Reputation: 2818
I have a table in a MemSql
database which contains a column of type JSON
.
I am trying to execute the following query.
select tweet from tweets_json;
The tweet
column is the JSON
column.
Here is the code I am using to execute this query.
public List<String> getTweets(){
Query q = entityManager.createNativeQuery("select tweet from tweets_json");
List<String> resultList = query.getResultList();
}
I am expecting the result to be a list of strings and each string to represent the JSON.
The problem is that I am getting the string converted to as a single Character
object which contains only the first character of the JSON {
.
The result is always a list of Character with the open curly bracket symbol regardless the type of the list item I am using.
I tried using List<Object[]>
, List<String[]>
, List<Object>
, List<JsonElement>
and all returing the same result.
I even tried to not specify the type of the list elements and return just a List and the result still the same.
How can I get the whole JSON and what is the root cause of this issue?
Upvotes: 4
Views: 3082
Reputation: 9492
You need to use JSON_EXTRACT_STRING function.

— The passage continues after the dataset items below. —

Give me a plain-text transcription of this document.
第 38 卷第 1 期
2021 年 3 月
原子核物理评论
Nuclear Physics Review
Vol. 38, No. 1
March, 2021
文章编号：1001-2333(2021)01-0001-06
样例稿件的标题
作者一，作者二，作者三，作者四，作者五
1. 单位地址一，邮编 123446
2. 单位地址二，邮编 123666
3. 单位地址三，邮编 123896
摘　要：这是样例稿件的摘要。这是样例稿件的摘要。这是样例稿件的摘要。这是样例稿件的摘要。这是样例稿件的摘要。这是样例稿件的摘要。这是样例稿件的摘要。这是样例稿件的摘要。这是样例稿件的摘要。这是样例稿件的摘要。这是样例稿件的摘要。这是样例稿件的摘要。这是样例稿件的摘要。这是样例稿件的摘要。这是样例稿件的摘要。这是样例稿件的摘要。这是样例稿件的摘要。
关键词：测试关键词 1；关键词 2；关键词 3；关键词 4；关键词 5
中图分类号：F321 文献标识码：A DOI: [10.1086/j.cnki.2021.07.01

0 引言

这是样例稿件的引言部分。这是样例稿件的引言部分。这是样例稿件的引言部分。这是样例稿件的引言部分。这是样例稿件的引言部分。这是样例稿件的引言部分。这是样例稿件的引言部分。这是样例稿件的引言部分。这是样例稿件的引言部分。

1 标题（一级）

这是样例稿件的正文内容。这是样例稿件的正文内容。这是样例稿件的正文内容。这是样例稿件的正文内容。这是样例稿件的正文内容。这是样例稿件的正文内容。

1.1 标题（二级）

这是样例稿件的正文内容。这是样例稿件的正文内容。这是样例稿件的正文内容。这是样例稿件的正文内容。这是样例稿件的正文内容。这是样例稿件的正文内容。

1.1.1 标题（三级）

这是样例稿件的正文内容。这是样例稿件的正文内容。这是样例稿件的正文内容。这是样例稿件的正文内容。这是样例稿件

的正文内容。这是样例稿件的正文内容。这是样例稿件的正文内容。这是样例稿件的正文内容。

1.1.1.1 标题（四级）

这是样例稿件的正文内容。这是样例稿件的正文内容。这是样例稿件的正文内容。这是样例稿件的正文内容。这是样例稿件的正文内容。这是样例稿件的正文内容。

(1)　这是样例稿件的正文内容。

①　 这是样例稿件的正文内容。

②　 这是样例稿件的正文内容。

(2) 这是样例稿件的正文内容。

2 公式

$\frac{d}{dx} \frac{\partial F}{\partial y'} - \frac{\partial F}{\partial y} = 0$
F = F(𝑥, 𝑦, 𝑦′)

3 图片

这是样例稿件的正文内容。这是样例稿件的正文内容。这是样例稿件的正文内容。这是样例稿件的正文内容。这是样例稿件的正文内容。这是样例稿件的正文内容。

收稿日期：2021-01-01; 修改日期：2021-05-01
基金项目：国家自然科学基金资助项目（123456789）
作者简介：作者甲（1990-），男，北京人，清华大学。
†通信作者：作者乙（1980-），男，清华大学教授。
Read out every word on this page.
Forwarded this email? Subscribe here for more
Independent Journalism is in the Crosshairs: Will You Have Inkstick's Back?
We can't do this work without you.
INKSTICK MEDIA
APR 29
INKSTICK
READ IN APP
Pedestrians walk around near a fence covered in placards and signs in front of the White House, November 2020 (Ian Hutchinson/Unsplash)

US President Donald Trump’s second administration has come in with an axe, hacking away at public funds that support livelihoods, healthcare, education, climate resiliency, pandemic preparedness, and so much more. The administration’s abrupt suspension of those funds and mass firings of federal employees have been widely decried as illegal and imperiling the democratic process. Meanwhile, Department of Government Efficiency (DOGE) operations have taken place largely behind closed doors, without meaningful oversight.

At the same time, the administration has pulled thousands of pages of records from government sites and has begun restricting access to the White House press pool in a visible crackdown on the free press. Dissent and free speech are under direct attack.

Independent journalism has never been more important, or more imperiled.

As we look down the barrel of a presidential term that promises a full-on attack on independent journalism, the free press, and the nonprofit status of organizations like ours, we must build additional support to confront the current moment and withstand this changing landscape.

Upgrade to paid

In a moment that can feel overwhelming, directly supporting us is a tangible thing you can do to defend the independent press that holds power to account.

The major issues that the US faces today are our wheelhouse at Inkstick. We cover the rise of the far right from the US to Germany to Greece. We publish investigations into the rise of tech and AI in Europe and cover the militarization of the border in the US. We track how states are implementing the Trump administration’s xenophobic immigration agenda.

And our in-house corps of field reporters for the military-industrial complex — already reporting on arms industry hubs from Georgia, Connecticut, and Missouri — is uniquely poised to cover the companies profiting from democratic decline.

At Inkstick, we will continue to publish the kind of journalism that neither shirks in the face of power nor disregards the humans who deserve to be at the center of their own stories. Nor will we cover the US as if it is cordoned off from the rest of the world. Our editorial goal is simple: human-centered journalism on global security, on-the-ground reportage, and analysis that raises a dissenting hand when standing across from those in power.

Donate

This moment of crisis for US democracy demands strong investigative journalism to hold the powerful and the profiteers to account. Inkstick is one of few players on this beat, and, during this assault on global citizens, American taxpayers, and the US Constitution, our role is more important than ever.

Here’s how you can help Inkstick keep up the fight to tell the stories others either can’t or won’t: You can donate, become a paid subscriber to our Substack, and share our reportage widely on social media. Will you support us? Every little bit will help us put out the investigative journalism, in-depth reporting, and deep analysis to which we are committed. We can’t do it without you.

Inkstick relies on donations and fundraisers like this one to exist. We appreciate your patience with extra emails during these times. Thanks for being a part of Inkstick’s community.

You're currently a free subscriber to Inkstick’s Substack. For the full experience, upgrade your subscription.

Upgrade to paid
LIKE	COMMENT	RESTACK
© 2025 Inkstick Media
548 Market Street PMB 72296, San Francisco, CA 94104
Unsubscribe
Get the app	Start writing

select JSON_EXTRACT_STRING(tweet,0) from tweets_json;
The exact functiona definition is:
JSON_EXTRACT_<type>(json, keypath)
You can find examples here: https://docs.memsql.com/sql-reference/v6.7/json_extract_type/
and here
With respect to the common case when EntityManager
/HibernateSession
is used, a custom Hibernate Type is necessary.
Upvotes: 0
Reputation: 71
This is what worked out for me.
Use CAST(tweet as CHAR(1000))
in native sql query for typecasting json
Query q = entityManager.createNativeQuery("select CAST(tweet as CHAR(1000)) from tweets_json");
This will return you char[]
array which can be cast to String
and can be used further.
Upvotes: 2
Reputation: 1214
I'll suggest an alternative approach - you could retrieve the column as a string and thereby not need Hibernate to understand anything about JSON:
Query q = entityManager.createNativeQuery("select tweet :> text from tweets_json");
That's typecasting the JSON field to text
, a string datatype (you could also use varchar or whatever as needed).
The result returned is the same (just a string) either way, but this way Hibernate should be able to understand that it's a string.